Menariknya, Jurriaan mengklaim bahwa pihaknya berani mematok harga yang lebih tinggi karena produk inovasi yang mereka buat lebih berkualitas dibandingkan perusahaan reforestasi serupa lainnya. Itu mengapa Land Life Company terus melakukan berbagai inovasi di bidang pemulihan lahan dengan teknologi dan desain.

Hingga saat ini beberapa inovasi yang telah dibuat selain The Cocoon adalah seperti drone pemetaaan lahan, aplikasi monitoring dan juga sistem blockchain untuk menjamin pendanaan reforesasi yang lebih optimal. Seluruh inovasi ini adalah bagian dari model bisnis reforestasi dari ujung ke ujung.

Dampak dari inovasi seperti yang dilakukan oleh Land Life Company bisa sangat besar karena Perserikatan Bangsa-Bangsa (PBB) menyebutkan bahwa dengan memulihkan kembali 350 juta hektare lahan hingga 2030 akan bisa mengembalikan keuntungan sebesar US$ 9 Trilyun dari lahan. Sementara dampaknya pada iklim adalah akan bisa mengolah lebih dari 26 giga ton karbon dioksida yang ada di atmosfir.

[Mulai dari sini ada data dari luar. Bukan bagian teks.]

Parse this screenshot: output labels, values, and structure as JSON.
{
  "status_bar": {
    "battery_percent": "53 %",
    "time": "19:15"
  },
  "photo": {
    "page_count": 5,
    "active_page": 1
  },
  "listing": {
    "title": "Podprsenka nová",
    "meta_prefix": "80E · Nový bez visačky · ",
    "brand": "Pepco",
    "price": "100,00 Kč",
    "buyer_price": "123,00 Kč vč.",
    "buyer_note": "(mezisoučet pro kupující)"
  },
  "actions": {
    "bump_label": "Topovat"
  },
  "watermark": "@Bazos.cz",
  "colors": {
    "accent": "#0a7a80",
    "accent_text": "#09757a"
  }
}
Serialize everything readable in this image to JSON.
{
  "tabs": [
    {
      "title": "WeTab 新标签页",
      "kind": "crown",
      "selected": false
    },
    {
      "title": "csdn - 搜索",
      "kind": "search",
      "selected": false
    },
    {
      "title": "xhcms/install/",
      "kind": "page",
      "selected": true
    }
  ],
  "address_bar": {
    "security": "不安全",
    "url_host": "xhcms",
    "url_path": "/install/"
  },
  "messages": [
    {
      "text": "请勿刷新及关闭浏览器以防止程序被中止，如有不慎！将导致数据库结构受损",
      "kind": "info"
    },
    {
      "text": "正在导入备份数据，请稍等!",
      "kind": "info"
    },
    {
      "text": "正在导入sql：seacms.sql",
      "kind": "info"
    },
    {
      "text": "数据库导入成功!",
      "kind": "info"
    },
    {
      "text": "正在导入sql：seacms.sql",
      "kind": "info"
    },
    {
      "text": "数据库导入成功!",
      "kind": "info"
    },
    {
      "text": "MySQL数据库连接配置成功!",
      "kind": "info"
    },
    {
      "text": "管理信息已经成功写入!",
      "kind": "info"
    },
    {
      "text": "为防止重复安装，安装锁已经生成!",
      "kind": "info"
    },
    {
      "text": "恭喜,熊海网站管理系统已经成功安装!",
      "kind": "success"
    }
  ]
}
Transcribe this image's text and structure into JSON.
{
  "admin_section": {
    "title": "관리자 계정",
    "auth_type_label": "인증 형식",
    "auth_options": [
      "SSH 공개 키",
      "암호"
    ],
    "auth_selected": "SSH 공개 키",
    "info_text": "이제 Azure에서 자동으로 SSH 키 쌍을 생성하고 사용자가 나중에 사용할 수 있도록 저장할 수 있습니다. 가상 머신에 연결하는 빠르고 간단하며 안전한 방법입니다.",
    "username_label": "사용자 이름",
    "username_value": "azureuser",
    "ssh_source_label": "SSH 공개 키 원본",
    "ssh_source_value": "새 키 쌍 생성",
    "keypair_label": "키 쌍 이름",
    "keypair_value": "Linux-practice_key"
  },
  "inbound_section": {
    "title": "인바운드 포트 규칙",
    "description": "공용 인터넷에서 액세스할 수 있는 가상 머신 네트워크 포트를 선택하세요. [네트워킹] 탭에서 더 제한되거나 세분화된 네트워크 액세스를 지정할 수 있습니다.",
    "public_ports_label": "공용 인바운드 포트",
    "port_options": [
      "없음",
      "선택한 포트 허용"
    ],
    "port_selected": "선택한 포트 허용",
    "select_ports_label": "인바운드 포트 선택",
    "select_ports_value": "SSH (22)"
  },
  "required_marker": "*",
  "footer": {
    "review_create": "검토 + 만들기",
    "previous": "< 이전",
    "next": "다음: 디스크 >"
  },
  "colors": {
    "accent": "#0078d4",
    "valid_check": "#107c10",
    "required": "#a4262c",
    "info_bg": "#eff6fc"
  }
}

Sampai sekarang upaya reforestasi di berbagai negara dicatatkan dalam Bonn Challenge yang merupakan inisiatif International Union for Conservation of Nature (IUCN). Tercatat hingga 2020 telah ada komitmen untuk memulihkan 210 juta lahan di seluruh dunia. Akankah komitmen tersebut bisa direalisasikan menjadi hutan yang sehat? Mari kita kawal bersama-sama.

--

--

Bagus Ramadhan
TEKNOIA — Inspirasimu untuk Berinovasi dan Bertumbuh

Produsen konten berpengalaman 8+ tahun. Telah memimpin projek konten untuk 5+ Brand teknologi & menghasilkan 1 juta lebih traffic. Hubungi bagusdr@teknoia.com.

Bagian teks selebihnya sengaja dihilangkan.